UBE2C exerts oncogenic effects through Notch pathway. (A) Control and UBE2C-overexpressing PLC/PRF/5 cells were subjected to treatment with either the vehicle or DAPT (25 µM). Subsequently, a CCK-8 assay was employed to assess cellular proliferation.(B) The colony formation ability of control and UBE2C-overexpressing PLC/PRF/5 cells, following treatment with either the vehicle or DAPT (25 µM). (C) Control and UBE2C-overexpressing PLC/PRF/5 cells were exposed to treatment with either the vehicle or DAPT (25 µM) for a duration of 48 h. Subsequently, a transwell assay was conducted to evaluate cellular migration and invasion. Scale bar, 100 μm. (D) Control and UBE2C-knockdown Huh7 cells were transiently transferred with lentiviral particles expressing either the vector or Flag-N1ICD for 48 h. Subsequently, a CCK-8 assay was employed to assess cellular proliferation. (E) The colony formation ability of control and UBE2C-knockdown Huh7 cells, following transiently transferred with the vector or Flag-N1ICD plasmids for 48 h. (F) Control and UBE2C-knockdown Huh7 cells were transiently transferred with lentiviral particles expressing either the vector or Flag-N1ICD for 48 h. Subsequently, a transwell assay was conducted to evaluate cellular migration and invasion. Scale bar, 100 μm. (G) Control and UBE2C-overexpressing PLC/PRF/5 cells were treated with either the vehicle or DAPT (25 µM) for a duration of 48 h. Following this, a western blot analysis was performed to examine the expression levels of N1ICD and E-cadherin. (H) Control and UBE2C-knockdown Huh7 cells were transiently transferred with lentiviral particles expressing either the vector or Flag-N1ICD for 48 h. Following this, a western blot analysis was performed to examine the expression levels of N1ICD and E-cadherin. (I) Control and UBE2C-overexpressing PLC/PRF/5 cells were treated with either the vehicle or DAPT (25 µM) for a duration of 48 h.
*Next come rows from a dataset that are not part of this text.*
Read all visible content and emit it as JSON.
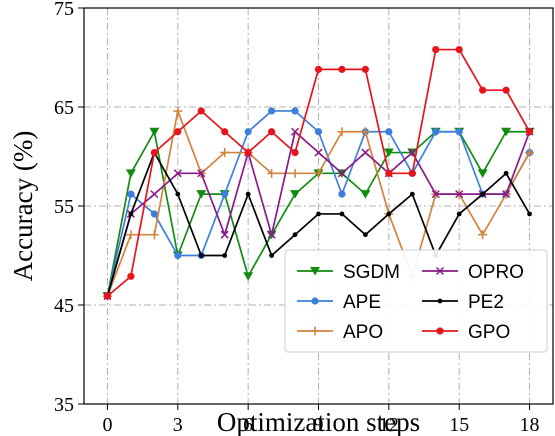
{
  "chart_data": {
    "type": "line",
    "title": "",
    "xlabel": "Optimization steps",
    "ylabel": "Accuracy (%)",
    "xlim": [
      -1,
      19
    ],
    "ylim": [
      35,
      75
    ],
    "xticks": [
      0,
      3,
      6,
      9,
      12,
      15,
      18
    ],
    "yticks": [
      35,
      45,
      55,
      65,
      75
    ],
    "grid": true,
    "legend": "bottom-right",
    "x": [
      0,
      1,
      2,
      3,
      4,
      5,
      6,
      7,
      8,
      9,
      10,
      11,
      12,
      13,
      14,
      15,
      16,
      17,
      18
    ],
    "series": [
      {
        "name": "SGDM",
        "color": "#118c11",
        "marker": "triangle-down",
        "values": [
          45.9,
          58.3,
          62.5,
          50.0,
          56.2,
          56.2,
          47.9,
          52.1,
          56.2,
          58.3,
          58.3,
          56.2,
          60.4,
          60.4,
          62.5,
          62.5,
          58.3,
          62.5,
          62.5
        ]
      },
      {
        "name": "APE",
        "color": "#3d7fdc",
        "marker": "circle",
        "values": [
          45.9,
          56.2,
          54.2,
          50.0,
          50.0,
          56.2,
          62.5,
          64.6,
          64.6,
          62.5,
          56.2,
          62.5,
          62.5,
          58.3,
          62.5,
          62.5,
          56.2,
          56.2,
          60.4
        ]
      },
      {
        "name": "APO",
        "color": "#d1843c",
        "marker": "plus",
        "values": [
          45.9,
          52.1,
          52.1,
          64.6,
          58.3,
          60.4,
          60.4,
          58.3,
          58.3,
          58.3,
          62.5,
          62.5,
          54.2,
          47.9,
          56.2,
          56.2,
          52.1,
          56.2,
          60.4
        ]
      },
      {
        "name": "OPRO",
        "color": "#8a1a8a",
        "marker": "x",
        "values": [
          45.9,
          54.2,
          56.2,
          58.3,
          58.3,
          52.1,
          60.4,
          52.1,
          62.5,
          60.4,
          58.3,
          60.4,
          58.3,
          60.4,
          56.2,
          56.2,
          56.2,
          56.2,
          62.5
        ]
      },
      {
        "name": "PE2",
        "color": "#000000",
        "marker": "dot",
        "values": [
          45.9,
          54.2,
          60.4,
          56.2,
          50.0,
          50.0,
          56.2,
          50.0,
          52.1,
          54.2,
          54.2,
          52.1,
          54.2,
          56.2,
          50.0,
          54.2,
          56.2,
          58.3,
          54.2
        ]
      },
      {
        "name": "GPO",
        "color": "#e8141c",
        "marker": "circle",
        "values": [
          45.9,
          47.9,
          60.4,
          62.5,
          64.6,
          62.5,
          60.4,
          62.5,
          60.4,
          68.8,
          68.8,
          68.8,
          58.3,
          58.3,
          70.8,
          70.8,
          66.7,
          66.7,
          62.5
        ]
      }
    ]
  }
}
Subsequently, an RT-PCR analysis was conducted to assess the expression of CDH1. (J) Control and UBE2C-knockdown Huh7 cells were transiently transferred with lentiviral particles expressing either the vector or Flag-N1ICD for 48 h. Subsequently, an RT-PCR analysis was conducted to assess the expression of CDH1. (*p < 0.05, **p < 0.01, ***p < 0.001,****p < 0.0001).

Fig. 7

Correlation between UBE2C and N1ICD in clinical samples. (A) Representative immunohistochemical images stained with UBE2C and N1ICD in HCC tissues. Scale bar, 200 μm. (B) The analysis of the correlation between UBE2C and N1ICD expression in 32 HCC tissues based on IHC scores. (C) Kaplan-Meier representation of the overall survival of two groups of patients with high (n = 16) or low (n = 16) N1ICD expression in HCC tissues. Statistical analysis was conducted using the log-rank test.